Ho preso il libro quasi al buio, incuriosita da questo esordiente, Dario Levantino, pubblicato da Fazi.

Mi sono ritrovata il libro Di niente e di nessuno tra le mani e ho letto la sinossi:

Brancaccio, periferia di Palermo. Rosario è un adolescente solitario con la passione per la mitologia classica e il mare. Il padre, cinico e bugiardo, ha un negozio di integratori per sportivi in cui gestisce lo smercio illecito di sostanze stupefacenti; la madre, accudente e remissiva, dedica tutto il proprio tempo alla cura della casa e della famiglia. Solo di tanto in tanto, la donna si concede una pausa per lucidare il trofeo vinto come miglior portiere da nonno Rosario, morto prematuramente nel terremoto del Belice del 1968. Quando, per accontentare un inconfessato desiderio della madre, il ragazzo decide di giocare in quello stesso ruolo con la squadra di quartiere, il percorso che lo condurrà all’età adulta ha inizio: tra i pestaggi, la scoperta dell’amore e il disincanto, Rosario troverà la forza di emanciparsi dalla violenza e dalla menzogna che da sempre hanno oppresso la sua vita.

Un’intensa storia di formazione condotta con la voce, spietata e dolcissima, di un adolescente che lotta per sovvertire i morbosi equilibri di una famiglia infelice. Un giovane autore dalla scrittura agile e peculiare capace di raccontare la paura e l’audacia di un ragazzo che, nel Sud passionale e violento delle periferie, ha il coraggio di diventare un uomo.

Ho pensato… che palle! Eppure il libro restava tra le mie mani. Non l’ho riposto.

E ho iniziato questo viaggio per la Sicilia (terra che amo) insieme al protagonista, Rosario. Che adora sua madre, debole e sottomessa, che ha rinunciato ai propri sogni per la famiglia, e per lei si sacrifica. Vede le nefandezze che il padre combina e lo tiene a distanza. Anzi lo odia (e ne ha ben donde). Protegge la madre in modo encomiabile. Paga per gli errori altrui ma cerca allo steso tempo giustizia. Si prende le sue responsabilità. Porta avanti le sue battaglie, dentro e fuori le mura di casa. Sperimenta. Cresce. Osserva. “Un si scanta di nenti e di nuddu” (non si spaventa di niente e di nessuno, da qui il bellissimo titolo).  Trova le sue vie di fuga – o di salvezza – nella mitologia, nel calcio e in Anna.

Mi sono ritrovata a odiare profondamente il padre di Rosario, a fare il tifo per il cane Jonathan e provare pietà per la mamma di Rosario.

Ci sono alcuni passaggi molto crudi.
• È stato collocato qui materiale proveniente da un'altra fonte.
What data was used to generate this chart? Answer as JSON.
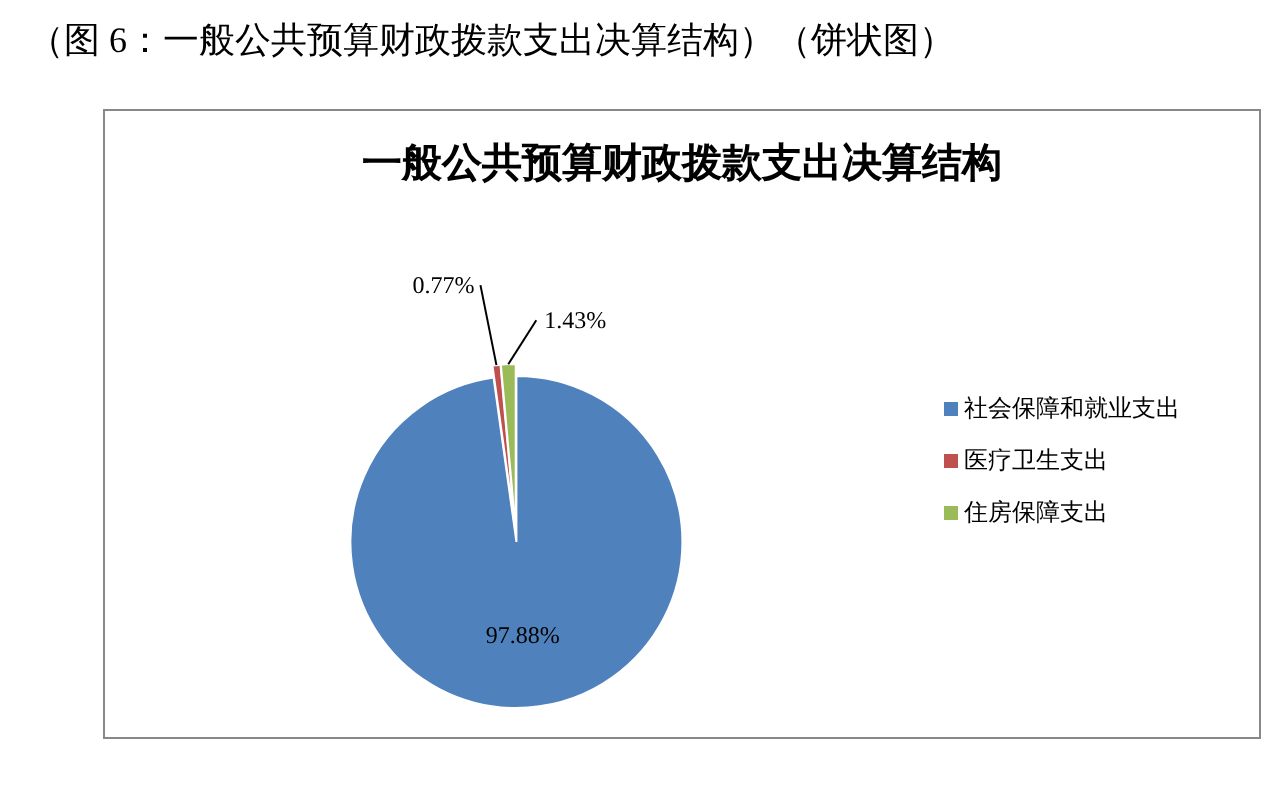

È una lotta costante e senza tregua. Eppure l’autore è incredibilmente bravo a prenderci per mano e a farceli attraversare. In fondo è quello che succede tutti i giorni. Mica ci si può voltare dall’altra parte o chiudere gli occhi. Lo stile narrativo non è delicato o lezioso. È una scrittura magnetica, che ti porta a voltare pagina, e poi quella dopo ancora. Nonostante il mondo che racconta sia un mondo difficile, di sopravvivenza, di lotta, di sconfitte e di dolore, dannazione non vedevo l’ora di tornare a leggerlo! Non è mai un racconto fine a se stesso. Ti immerge in questo mondo sotterraneo ma ti dota di scafandro. Non hai paura ad immergerti. Anche se ciò che vedi non è bellezza.

È un romanzo tosto, che lascia il segno. Sembra autobiografico ma non credo lo sia. Io sono arrivata alla scena finale e all’ultima pagina con la pelle d’oca. Stupendo. Non mi succedeva da tempo.

Questo romanzo è per i lottatori; per chi si infila le scarpe da tennis sedendosi sul pavimento; per chi non ama i riff ripetuti all’infinito delle canzoni; per chi salta le sigle delle serie tv.